Plusieurs fois par jour, elle appuyait sa tête contre mon ventre et s’exclamait : “j’ai hâte de te voir bébé Laurent!” On lui répétait qu’il naîtrait après Noël et avant la fête de papa. Oh, elle l’attendait tellement!

Elle aimait particulièrement reproduire les scènes du livre: m’apporter mon repas au lit par exemple ou remarquer les étapes qu’on franchissait : « Nous aussi, on a une photo de bébé maintenant. ». Elle avait plié et rangé les vêtements destinés à son frère avec moi, avec grande attention d’ailleurs.

Le midi du 1er janvier, je n’étais pas en forme. Elle m’avait apporté mon dîner au lit. Elle et sa sœur me l’avaient apporté “en équipe” pour être précis. C’est comme une danse, un tandem synchronisé hasardeux ou chacune tient un côté d’une assiette et on espère que rien ne tombe. Je n’avais rien réussit à manger et elle l’avait remarqué. Je me souviens que papa lui avait répondu : ” Maman est fatiguée, elle n’as pas faim.”

1 heure plus tard, je quittais pour l’hôpital. Et je ne suis revenue dans la maison que 23 jours plus tard. Un bébé dans les bras.

C’est gros quand même, pour un enfant de 4 ans comme événements dans sa vie. S’adapter au départ, à la vie sans maman pendant trois semaines, puis au retour avec un nouveau membre de la famille en bonus.

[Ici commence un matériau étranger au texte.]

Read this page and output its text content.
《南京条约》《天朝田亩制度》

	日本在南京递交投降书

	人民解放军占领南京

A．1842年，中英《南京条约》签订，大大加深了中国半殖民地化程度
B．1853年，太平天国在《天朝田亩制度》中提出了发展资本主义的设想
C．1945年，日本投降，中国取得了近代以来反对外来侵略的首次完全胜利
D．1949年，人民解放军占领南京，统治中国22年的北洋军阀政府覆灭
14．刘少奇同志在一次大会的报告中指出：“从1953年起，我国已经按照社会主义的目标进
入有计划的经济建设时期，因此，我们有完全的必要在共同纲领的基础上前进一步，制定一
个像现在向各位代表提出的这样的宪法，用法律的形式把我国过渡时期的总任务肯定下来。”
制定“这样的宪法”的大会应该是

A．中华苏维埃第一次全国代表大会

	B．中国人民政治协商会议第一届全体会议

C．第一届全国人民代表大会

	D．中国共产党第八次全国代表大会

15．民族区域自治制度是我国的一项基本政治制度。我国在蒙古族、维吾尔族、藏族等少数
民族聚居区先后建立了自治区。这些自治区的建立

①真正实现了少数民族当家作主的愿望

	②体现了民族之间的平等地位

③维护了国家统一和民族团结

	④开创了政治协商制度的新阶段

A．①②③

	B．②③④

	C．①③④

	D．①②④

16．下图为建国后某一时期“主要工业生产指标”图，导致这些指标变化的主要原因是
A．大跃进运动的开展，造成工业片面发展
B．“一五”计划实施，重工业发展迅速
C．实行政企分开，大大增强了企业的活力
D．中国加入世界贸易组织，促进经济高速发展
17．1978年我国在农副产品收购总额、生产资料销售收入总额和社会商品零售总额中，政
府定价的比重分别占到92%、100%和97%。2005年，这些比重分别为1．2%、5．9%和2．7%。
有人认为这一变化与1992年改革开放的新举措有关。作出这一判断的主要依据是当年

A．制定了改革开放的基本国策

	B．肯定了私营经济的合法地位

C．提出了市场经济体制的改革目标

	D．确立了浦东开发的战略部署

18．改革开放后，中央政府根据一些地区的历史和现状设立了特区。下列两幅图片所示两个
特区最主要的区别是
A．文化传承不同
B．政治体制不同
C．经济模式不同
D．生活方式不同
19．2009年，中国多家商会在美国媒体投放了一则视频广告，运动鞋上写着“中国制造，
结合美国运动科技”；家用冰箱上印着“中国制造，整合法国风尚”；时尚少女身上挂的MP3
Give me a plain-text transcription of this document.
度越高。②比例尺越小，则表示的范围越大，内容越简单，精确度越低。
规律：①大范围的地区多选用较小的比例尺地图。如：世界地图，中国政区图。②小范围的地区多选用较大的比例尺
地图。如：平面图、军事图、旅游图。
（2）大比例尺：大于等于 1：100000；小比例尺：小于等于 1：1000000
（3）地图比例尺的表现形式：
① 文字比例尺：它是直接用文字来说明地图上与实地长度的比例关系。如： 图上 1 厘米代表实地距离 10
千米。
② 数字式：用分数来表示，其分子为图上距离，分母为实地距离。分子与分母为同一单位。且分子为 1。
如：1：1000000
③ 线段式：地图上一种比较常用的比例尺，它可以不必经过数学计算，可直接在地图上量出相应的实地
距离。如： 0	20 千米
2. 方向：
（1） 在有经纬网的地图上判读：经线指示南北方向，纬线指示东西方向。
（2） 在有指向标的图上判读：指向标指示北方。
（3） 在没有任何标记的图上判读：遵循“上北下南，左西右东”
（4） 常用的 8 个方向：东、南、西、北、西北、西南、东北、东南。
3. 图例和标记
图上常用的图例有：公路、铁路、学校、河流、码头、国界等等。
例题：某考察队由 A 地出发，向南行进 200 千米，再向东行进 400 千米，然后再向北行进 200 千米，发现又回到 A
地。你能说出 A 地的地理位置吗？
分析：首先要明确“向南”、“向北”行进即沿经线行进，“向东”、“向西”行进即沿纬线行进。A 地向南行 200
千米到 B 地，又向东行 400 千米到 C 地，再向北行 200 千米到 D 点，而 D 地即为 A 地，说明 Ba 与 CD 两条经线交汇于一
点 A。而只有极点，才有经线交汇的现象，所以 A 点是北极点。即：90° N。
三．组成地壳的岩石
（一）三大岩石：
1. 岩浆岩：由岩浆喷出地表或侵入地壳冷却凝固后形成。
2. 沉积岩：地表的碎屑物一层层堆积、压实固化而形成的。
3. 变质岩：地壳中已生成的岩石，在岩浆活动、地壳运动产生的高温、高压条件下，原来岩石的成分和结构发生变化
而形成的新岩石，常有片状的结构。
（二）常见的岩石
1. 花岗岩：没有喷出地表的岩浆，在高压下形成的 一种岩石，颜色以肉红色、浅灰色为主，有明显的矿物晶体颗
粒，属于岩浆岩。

Elle a aimé son petit frère dès la première seconde où elle l’as vue. C’était le soir, elle était fatiguée mais ses yeux ont brillés tout de suite « C’est Laurent ! ». Elle l’avait attendue. Et il étais enfin la.

Quelques jours après le début de notre vie à 7, elle a demandé pourquoi dans le livre, le bébé n’avait pas les traces laissés par des prise de sang au talon, et pourquoi il ne pleurait pas.  “Ils ont oubliés!”

(….)

Cinq semaines ont passés, et elle reste toujours aussi attentive à celui-ci. Elle est toujours prête à lui caresser les cheveux, chanter pour lui, et surtout « m’avertir » dès qu’il fait un son : « Maman! Le bébé veut du lait ! » « Maman, le bébé veut toi! »

J’ai surpris cette scène cette semaine, alors que bébé était déposé par terre, et qu’elle l’a collé par elle-même. De l’amour fraternel brut. J’ai tout de suite sentit que cette photo allait être importante: c’est les débuts d’une relation, leur relation, capté sur le vif.

Déposer le bébé par terre / la motricité libre: Pourquoi c’est important et plus logique que n’importe où ailleurs.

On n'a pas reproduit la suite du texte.